Advanced Micro Devices will start phasing out its value Duron processor line by the end of the year in favor of Athlon for all price ranges, Chairman W. Jerry Sanders late Wednesday told a financial analysts conference call.
That's when Fab 25 in Austin, Tex. completes the conversion from making Duron processors to becoming 100% a flash memory facility. That will leave processors only being fabricated at AMD's Fab 30 in Dresden, Germany, and at foundry UMC in Taiwan, Sanders revealed.
"We believe the (manufacturing) cost advantage of copper and 0.13-micron (processing) will enable Athlon to be competitive in price and performance in all markets," Sanders asserted.
However, one last Duron breath of life will come this quarter when AMD introduces its 0.13-micron Appaloosa, the equivalent of the first 0.13-micron Thoroughbred Athlon processor unveiled earlier in the day.
Sanders didn't comment on the Duron Appaloosa but pointed out that all 0.13-micron processors are the same die size and produced in Dresden. "The only difference is (on-die) L2 cache and the front side bus speed," he said.

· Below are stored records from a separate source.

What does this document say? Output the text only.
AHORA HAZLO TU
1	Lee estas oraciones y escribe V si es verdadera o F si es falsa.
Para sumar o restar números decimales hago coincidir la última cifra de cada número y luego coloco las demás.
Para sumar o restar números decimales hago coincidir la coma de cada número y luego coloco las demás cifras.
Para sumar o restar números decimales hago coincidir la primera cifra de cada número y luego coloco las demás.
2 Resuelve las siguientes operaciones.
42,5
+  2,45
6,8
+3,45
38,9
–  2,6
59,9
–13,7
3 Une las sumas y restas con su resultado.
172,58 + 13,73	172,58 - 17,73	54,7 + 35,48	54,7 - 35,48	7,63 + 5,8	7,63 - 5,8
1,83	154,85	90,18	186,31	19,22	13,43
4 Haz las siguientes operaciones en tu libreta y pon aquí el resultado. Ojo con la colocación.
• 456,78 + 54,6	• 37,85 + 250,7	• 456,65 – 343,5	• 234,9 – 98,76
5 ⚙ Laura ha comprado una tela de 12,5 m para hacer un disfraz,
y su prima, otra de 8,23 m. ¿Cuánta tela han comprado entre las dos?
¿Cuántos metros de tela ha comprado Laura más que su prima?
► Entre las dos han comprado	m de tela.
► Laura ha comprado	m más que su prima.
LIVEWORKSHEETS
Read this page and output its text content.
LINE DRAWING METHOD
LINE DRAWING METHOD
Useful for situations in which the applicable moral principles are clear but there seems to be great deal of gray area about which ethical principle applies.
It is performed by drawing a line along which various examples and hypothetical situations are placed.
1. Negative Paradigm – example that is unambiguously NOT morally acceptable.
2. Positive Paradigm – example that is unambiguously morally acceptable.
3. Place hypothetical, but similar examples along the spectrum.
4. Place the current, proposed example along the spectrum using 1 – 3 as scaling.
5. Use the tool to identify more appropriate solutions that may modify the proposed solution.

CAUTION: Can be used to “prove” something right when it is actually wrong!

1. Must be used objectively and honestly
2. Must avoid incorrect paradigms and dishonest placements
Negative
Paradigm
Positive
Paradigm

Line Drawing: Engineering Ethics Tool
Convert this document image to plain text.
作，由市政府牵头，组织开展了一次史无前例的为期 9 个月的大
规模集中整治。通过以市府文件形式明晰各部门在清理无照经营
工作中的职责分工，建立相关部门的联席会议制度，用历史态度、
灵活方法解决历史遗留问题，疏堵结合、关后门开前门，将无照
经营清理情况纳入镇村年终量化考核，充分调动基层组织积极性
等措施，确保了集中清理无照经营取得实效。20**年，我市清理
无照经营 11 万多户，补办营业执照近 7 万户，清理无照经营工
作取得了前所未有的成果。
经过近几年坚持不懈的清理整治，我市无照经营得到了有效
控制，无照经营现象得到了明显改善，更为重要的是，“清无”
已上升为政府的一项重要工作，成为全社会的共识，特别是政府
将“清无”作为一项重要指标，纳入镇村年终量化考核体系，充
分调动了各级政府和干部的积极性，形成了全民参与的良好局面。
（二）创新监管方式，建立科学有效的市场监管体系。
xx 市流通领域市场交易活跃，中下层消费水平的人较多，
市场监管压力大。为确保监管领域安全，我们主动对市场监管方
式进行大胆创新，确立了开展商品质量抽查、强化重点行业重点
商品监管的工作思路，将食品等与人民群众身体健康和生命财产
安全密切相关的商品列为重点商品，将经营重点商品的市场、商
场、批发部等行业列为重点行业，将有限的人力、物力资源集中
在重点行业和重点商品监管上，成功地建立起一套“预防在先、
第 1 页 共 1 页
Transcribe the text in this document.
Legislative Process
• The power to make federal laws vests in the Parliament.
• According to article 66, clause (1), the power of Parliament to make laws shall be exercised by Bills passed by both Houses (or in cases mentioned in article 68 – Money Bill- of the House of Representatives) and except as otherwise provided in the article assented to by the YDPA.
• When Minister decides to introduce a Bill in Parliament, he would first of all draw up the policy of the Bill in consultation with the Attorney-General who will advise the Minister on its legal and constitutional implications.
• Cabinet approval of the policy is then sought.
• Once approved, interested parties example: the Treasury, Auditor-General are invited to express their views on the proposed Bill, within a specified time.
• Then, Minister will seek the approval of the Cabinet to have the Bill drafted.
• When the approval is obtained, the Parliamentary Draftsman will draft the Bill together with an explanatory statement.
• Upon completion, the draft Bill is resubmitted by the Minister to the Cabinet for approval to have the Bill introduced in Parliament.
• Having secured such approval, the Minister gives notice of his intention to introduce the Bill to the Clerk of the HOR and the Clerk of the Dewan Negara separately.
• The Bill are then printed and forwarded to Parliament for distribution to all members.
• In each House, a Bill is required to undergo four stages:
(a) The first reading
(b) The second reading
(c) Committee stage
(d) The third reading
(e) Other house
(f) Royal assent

Sanders disclosed for the first time that Athlon 0.13-micron proces technology would be transferred to UMC in the second half "and (UMC) product shipments would come early next year."
AMD President Hector Ruiz said one driving reason for the early Athlon processor out-sourcing to UMC is the expected fast ramp at Dresden to the upcoming next generation 32-bit/64-bit Hammer family. "We intend to have (Dresden) Fab 30 to become dedicated to Hammer. We will use UMC to make a large number of Athlons tomeet the market needs," he said.
Ruiz said even as the PC Claw Hammer and high-end Sledge Hammer processors ramp up to dominate the AMD processor line in the coming years, "there will still be a good market for Athlon" for some time to come.
Sanders said AMD has achieved first silicon of its 100 million transistor nine-layer interconnect SOI Sledge Hammer chip. "It should be on the market early next year to compete against the (Intel Corp.) Itanium," he said. The PC Claw hammer version is on track for release later this year.
The AMD Chairman also hinted that Microsoft Corp. may be working with the firm on developing a 64-bit operating system extension to the existing 32-bit Windows versions for the Hammer series. "We gave working (Hammer) samples to Microsoft.
We have them working code. Microsoft now must make the determination what to do and when," he added.
One analyst asked if Sanders' highly supportive of Microsoft testimony earlier this week in the remaining states' trial on the antitrust remedy was a "quid pro quo" to get the software giant's backing for Hammer. "The press tried to tie my
testimony as a favor to Bill (Gates) and asking a favor in return. There was no quid-pro-quo. I am just a great believer that (open) Windows operating system is very valuable for industry. I was very happy to testify."
AMD earlier this year announced a joint venture partnership with UMC to build a 300mm wafer fab in Singapore, but that isn't slated for production until 2005. At the time AMD hinted it might use UMC to out-source some processor production
before then, but not until Wednesday were the outlines of such large-scale planned foundry orders made known.
Ruiz also disclosed that AMD's 0.13-micron wafer production at Dresden was accelerating and the total transition to the next chip node had moved up by one quarter -- presumably to the end of Q3 '02.
In other questioning, Sanders claimed AMD had held its market share against Intel in the first quarter, without specifying a percentage. However, he said AMD shipped a record 8 million processors in the quarter out of an industry total of 41 million processors, which works out to 19.5% AMD market share.
He asserted that AMD actually gained market share among PC makers except for Dell Computers, "which is exclusively an Intel house." And since he said Dell was the only PC firm with major growth in the market, and AMD was locked out at that firm, "we did extraordinarily well." However, he felt if Dell continued to be the only growing PC maker, "we probably can't increase our market share this quarter."
AMD reported processor revenue in the first quarter of $684 million, down from $703 million the previous period but up slightly from the same quarter a year ago.
Flash memory had revenues of $160 million, down from $196 million sequentially and down from $411 million on a year-to-year basis. However, Sanders felt for AMD the revenue bottom had been reached and sales should increase in the second
quarter. He said the glut of customer inventories has been worked down, and AMD has won significant new design wins among major customers, including Nokia.
Sanders told analysts they could work out AMD's break-even point, based on the firm's previous contention it would reduce costs $100 million in 2002, which would work out to $875 million break-even in the second quarter. "If total sales come in at $900 million in the quarter, we will make a profit. If they come in at the lower $840 million range of our estimate we will lose money."